How can I integrate $\int \frac{dx}{(1+x^2)(2+x)}$ using partial fraction?

Question

I did this: $$ \frac{1}{(1+x^2)(2+x)} = \frac{A}{1+x^2} + \frac{B}{2+x} \Rightarrow 2A+B+Ax+ Bx^2 = 1 $$ but I do not know what to do next. Every help will be appreciated.

Answer 1

Hint

Your decomposition is wrong, the more genral form is $$ \frac{Ax+C}{1+x^2} + \frac{B}{x+2} $$ and this will give you 3 equations, one for each power of $x: 1, x, x^2$, which you can use to solve for 3 variables $A, B, C$.

Then, $$ \int \frac{dx}{\left(1+x^2\right)(x+2)} = \int \frac{(Ax + C)dx}{1+x^2} + \int \frac{Bdx}{x+2}, $$ both of which are standard forms easy to evaluate.

Answer 2

As @gt69896 said, your setup is incorrect - you must have $3$ coefficients, $A$, $B$, and $C$. Now, once you get the correct numerator, it will be a polynomial in $x$ with coefficients depending on $A$, $B$, and $C$. That polynomial must be equal to $1$ for all $x$.

There are several ways to find $A$, $B$, and $C$. One method, as @gt69896 suggested, is to replace $x$ with three different values to get three equations in $A$, $B$, and $C$. Since $x= -2$ makes $2+ x$ equal to $0$, that would be a good choice. There are no real values that make $x^2+ 1$ equal to $0$ so just choose simple values - $x= 0$ and $x= 1$ would be good.

Another way is to use the fact that if two polynomials, in $x$, are equal for all $x$ then each term must have the same coefficients.

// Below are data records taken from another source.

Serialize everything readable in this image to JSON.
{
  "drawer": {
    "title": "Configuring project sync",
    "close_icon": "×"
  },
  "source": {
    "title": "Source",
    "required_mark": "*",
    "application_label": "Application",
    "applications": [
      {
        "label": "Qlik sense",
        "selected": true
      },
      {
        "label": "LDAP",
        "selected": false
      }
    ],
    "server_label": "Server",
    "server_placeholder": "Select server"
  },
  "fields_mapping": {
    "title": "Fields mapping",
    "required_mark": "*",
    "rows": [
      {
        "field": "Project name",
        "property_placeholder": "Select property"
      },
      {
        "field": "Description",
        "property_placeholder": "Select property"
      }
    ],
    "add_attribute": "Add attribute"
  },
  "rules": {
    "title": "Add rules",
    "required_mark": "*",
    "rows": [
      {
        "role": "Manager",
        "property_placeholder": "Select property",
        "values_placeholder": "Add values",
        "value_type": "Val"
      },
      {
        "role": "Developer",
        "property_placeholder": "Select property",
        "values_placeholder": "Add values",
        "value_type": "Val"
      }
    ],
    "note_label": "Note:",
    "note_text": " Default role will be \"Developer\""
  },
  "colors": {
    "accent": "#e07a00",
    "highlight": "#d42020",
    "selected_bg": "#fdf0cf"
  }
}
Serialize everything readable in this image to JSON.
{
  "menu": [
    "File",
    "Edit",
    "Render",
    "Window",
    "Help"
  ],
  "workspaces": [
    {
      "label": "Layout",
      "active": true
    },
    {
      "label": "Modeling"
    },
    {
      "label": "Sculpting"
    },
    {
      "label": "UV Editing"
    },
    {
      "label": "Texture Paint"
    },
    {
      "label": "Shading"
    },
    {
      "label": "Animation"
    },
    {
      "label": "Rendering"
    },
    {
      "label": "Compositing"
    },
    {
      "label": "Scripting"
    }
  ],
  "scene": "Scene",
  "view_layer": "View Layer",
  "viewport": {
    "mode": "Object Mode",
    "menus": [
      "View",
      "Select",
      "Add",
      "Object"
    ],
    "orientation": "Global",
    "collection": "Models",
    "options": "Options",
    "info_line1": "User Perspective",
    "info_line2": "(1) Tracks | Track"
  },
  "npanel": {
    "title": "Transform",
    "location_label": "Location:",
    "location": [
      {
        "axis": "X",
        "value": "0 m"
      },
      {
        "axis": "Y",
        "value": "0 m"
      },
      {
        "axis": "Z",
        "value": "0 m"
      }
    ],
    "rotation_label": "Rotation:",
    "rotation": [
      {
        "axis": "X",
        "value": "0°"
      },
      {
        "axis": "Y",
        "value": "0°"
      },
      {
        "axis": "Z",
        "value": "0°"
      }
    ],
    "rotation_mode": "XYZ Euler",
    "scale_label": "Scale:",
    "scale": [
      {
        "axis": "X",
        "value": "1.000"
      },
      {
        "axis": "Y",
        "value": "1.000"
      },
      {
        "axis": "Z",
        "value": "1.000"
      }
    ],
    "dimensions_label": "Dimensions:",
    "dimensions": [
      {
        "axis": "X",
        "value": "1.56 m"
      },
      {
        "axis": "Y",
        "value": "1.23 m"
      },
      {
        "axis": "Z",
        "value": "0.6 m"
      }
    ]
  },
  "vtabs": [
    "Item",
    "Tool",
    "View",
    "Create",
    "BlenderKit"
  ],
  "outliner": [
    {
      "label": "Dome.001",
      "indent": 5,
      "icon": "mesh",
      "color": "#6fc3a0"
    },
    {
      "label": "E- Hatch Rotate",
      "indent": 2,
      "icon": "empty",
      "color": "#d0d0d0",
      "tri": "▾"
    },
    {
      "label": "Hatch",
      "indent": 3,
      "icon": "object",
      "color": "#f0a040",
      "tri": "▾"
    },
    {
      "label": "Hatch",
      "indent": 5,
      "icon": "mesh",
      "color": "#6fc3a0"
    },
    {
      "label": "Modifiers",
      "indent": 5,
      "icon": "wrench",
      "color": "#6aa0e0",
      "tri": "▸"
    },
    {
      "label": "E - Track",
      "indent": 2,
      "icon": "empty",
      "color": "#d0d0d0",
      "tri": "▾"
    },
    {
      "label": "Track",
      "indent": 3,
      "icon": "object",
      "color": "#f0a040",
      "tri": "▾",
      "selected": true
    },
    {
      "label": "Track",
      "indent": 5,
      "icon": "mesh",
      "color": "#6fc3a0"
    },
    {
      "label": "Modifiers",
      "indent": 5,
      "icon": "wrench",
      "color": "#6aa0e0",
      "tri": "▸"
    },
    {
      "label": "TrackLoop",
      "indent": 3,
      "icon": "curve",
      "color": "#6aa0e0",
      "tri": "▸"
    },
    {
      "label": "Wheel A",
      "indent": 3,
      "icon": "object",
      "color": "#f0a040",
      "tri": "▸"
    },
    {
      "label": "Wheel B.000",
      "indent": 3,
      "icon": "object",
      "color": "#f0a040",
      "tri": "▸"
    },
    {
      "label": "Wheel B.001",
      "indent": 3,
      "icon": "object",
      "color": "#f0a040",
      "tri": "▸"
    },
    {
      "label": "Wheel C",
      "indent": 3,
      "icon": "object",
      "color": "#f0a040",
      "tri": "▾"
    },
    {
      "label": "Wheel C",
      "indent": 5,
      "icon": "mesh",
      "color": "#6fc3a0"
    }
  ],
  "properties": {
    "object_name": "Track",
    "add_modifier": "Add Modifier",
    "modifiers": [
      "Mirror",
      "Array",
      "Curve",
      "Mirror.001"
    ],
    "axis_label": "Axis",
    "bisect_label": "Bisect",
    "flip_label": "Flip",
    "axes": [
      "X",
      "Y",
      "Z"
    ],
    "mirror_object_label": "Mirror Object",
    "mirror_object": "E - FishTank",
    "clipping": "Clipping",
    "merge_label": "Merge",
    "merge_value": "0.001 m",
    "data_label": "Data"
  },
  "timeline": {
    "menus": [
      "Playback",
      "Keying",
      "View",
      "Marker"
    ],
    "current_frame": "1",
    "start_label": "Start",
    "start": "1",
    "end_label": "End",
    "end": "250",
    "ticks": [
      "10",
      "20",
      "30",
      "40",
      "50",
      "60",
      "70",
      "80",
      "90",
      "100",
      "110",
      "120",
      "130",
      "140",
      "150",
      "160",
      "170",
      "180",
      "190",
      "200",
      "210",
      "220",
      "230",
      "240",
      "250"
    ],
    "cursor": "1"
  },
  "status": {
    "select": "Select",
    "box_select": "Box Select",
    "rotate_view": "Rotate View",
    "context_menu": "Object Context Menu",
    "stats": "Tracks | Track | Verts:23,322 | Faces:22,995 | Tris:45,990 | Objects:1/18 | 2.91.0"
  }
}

For example, if the equation were $2A+ B+ Ax+ Bx^2= Bx^2+ Ax+ (2A+ B)= 0x^2+ 0x+ 1$, as you give, then you must have $B= 0, A= 0, 2A+ B= 1$. Of course, there are NO values of $A$ and $B$ that will satisfy those three equations (was that your difficulty?) which is why we need "$Ax+ B$" and "$C$" as numerators.